This year, a Japanese bakery made worldwide news for its pastry-scanning AI that was repurposed to detect cancer cells. Take a look at any broad-scale report discussing AI in medicine (such as this one), and you’ll find AI innovations in surgery, imaging, drug development, and many other applications.
When AI are supplied with data from thousands of doctors, they become more informed than any person could ever be. Not long ago, an article in Ars Technica highlighted how AI can help with both sepsis treatment and fracture diagnosis. Because the two studies are so different, it points to the variety of uses AI may one day have.
1. The first study sought to improve the guidelines for treating sepsis with a reinforcement learning algorithm. There was a large amount of data to evaluate: over 17,000 intensive care unit patients and 79,000 general hospital admissions from over 125 hospitals. Each patient included 48 bits of information, ranging from vital signs to lab tests to demographics. The AI Clinician, as it was named, recommended treatments that had the lowest mortality rate among the group of patients.
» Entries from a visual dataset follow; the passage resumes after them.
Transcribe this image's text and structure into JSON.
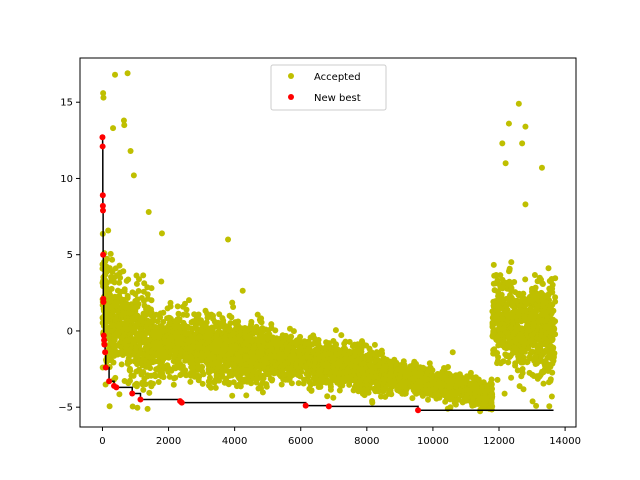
{
  "chart_data": {
    "type": "scatter",
    "title": "",
    "xlabel": "",
    "ylabel": "",
    "xlim": [
      -680,
      14330
    ],
    "ylim": [
      -6.3,
      17.9
    ],
    "grid": false,
    "legend_position": "upper center",
    "xticks": [
      0,
      2000,
      4000,
      6000,
      8000,
      10000,
      12000,
      14000
    ],
    "xtick_labels": [
      "0",
      "2000",
      "4000",
      "6000",
      "8000",
      "10000",
      "12000",
      "14000"
    ],
    "yticks": [
      -5,
      0,
      5,
      10,
      15
    ],
    "ytick_labels": [
      "−5",
      "0",
      "5",
      "10",
      "15"
    ],
    "series": [
      {
        "name": "Accepted",
        "kind": "points",
        "color": "#bfbf00",
        "cloud_segments": [
          {
            "x_range": [
              0,
              300
            ],
            "center_start": 2.5,
            "center_end": 0.5,
            "spread": 3.2
          },
          {
            "x_range": [
              300,
              1500
            ],
            "center_start": 0.5,
            "center_end": -0.8,
            "spread": 2.8
          },
          {
            "x_range": [
              1500,
              5000
            ],
            "center_start": -0.8,
            "center_end": -1.5,
            "spread": 1.9
          },
          {
            "x_range": [
              5000,
              8500
            ],
            "center_start": -1.5,
            "center_end": -2.8,
            "spread": 1.3
          },
          {
            "x_range": [
              8500,
              11800
            ],
            "center_start": -2.8,
            "center_end": -4.2,
            "spread": 0.8
          },
          {
            "x_range": [
              11800,
              13700
            ],
            "center_start": 0.5,
            "center_end": 0.0,
            "spread": 2.8
          }
        ],
        "points": [
          {
            "x": 20,
            "y": 15.6
          },
          {
            "x": 30,
            "y": 15.3
          },
          {
            "x": 380,
            "y": 16.8
          },
          {
            "x": 760,
            "y": 16.9
          },
          {
            "x": 650,
            "y": 13.8
          },
          {
            "x": 660,
            "y": 13.5
          },
          {
            "x": 320,
            "y": 13.3
          },
          {
            "x": 950,
            "y": 10.2
          },
          {
            "x": 850,
            "y": 11.8
          },
          {
            "x": 3800,
            "y": 6.0
          },
          {
            "x": 1800,
            "y": 6.4
          },
          {
            "x": 1400,
            "y": 7.8
          },
          {
            "x": 12600,
            "y": 14.9
          },
          {
            "x": 12300,
            "y": 13.6
          },
          {
            "x": 12800,
            "y": 13.4
          },
          {
            "x": 12100,
            "y": 12.3
          },
          {
            "x": 12700,
            "y": 12.3
          },
          {
            "x": 13300,
            "y": 10.7
          },
          {
            "x": 12200,
            "y": 11.0
          },
          {
            "x": 12800,
            "y": 8.3
          },
          {
            "x": 10600,
            "y": -1.4
          },
          {
            "x": 11200,
            "y": -4.8
          },
          {
            "x": 11700,
            "y": -5.1
          },
          {
            "x": 13600,
            "y": -4.3
          }
        ]
      },
      {
        "name": "New best",
        "kind": "points",
        "color": "#ff0000",
        "points": [
          {
            "x": 0,
            "y": 12.7
          },
          {
            "x": 5,
            "y": 12.1
          },
          {
            "x": 10,
            "y": 8.9
          },
          {
            "x": 12,
            "y": 8.2
          },
          {
            "x": 15,
            "y": 7.9
          },
          {
            "x": 20,
            "y": 5.0
          },
          {
            "x": 25,
            "y": 2.1
          },
          {
            "x": 30,
            "y": 1.9
          },
          {
            "x": 40,
            "y": -0.3
          },
          {
            "x": 50,
            "y": -0.6
          },
          {
            "x": 60,
            "y": -0.9
          },
          {
            "x": 80,
            "y": -1.4
          },
          {
            "x": 100,
            "y": -2.4
          },
          {
            "x": 200,
            "y": -3.3
          },
          {
            "x": 350,
            "y": -3.6
          },
          {
            "x": 420,
            "y": -3.7
          },
          {
            "x": 900,
            "y": -4.1
          },
          {
            "x": 1150,
            "y": -4.5
          },
          {
            "x": 2350,
            "y": -4.6
          },
          {
            "x": 2400,
            "y": -4.7
          },
          {
            "x": 6150,
            "y": -4.9
          },
          {
            "x": 6850,
            "y": -4.95
          },
          {
            "x": 9550,
            "y": -5.2
          }
        ]
      },
      {
        "name": "",
        "kind": "step-line",
        "color": "#000000",
        "points": [
          {
            "x": 0,
            "y": 12.7
          },
          {
            "x": 5,
            "y": 12.1
          },
          {
            "x": 10,
            "y": 8.9
          },
          {
            "x": 12,
            "y": 8.2
          },
          {
            "x": 15,
            "y": 7.9
          },
          {
            "x": 20,
            "y": 5.0
          },
          {
            "x": 25,
            "y": 2.1
          },
          {
            "x": 30,
            "y": 1.9
          },
          {
            "x": 40,
            "y": -0.3
          },
          {
            "x": 50,
            "y": -0.6
          },
          {
            "x": 60,
            "y": -0.9
          },
          {
            "x": 80,
            "y": -1.4
          },
          {
            "x": 100,
            "y": -2.4
          },
          {
            "x": 200,
            "y": -3.3
          },
          {
            "x": 350,
            "y": -3.6
          },
          {
            "x": 420,
            "y": -3.7
          },
          {
            "x": 900,
            "y": -4.1
          },
          {
            "x": 1150,
            "y": -4.5
          },
          {
            "x": 2350,
            "y": -4.6
          },
          {
            "x": 2400,
            "y": -4.7
          },
          {
            "x": 6150,
            "y": -4.9
          },
          {
            "x": 6850,
            "y": -4.95
          },
          {
            "x": 9550,
            "y": -5.2
          },
          {
            "x": 13650,
            "y": -5.2
          }
        ]
      }
    ],
    "legend": [
      {
        "label": "Accepted",
        "color": "#bfbf00"
      },
      {
        "label": "New best",
        "color": "#ff0000"
      }
    ]
  }
}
2. In the second study, the researchers wanted the AI to be able to identify hairline fractures, which are difficult to distinguish. Most instances of fractures need to be diagnosed in the emergency room and they hoped an AI would be able to assist non-specialists in this area. The study used data from over 135,000 images of possible wrist fractures to train their deep-learning convolutional neural network. They designed the algorithm to point out areas that would be most likely to have a fracture. The result was that accuracy in identifying fractures increased and false positives decreased. Using this algorithm would cut the rate of misdiagnosis in the ER nearly in half.
We are now in an evolving stage in medicine where healthcare professionals are learning to integrate AI into their practice. More and more clinical trials are expected to show solid numbers in diagnosis and treatment. We can therefore expect that our trips to specialists, labs, and hospitals will begin to surprise us and—hopefully—dramatically improve the quality of diagnosis and treatment for each patient.
Reality Changing Observations:
1. What checks can we place on AI concerning the potential to make erroneous decisions?
2. Who is responsible when AI is used to support decision-making?
3. What effects would this AI have on the roles and skill-requirements of healthcare professionals?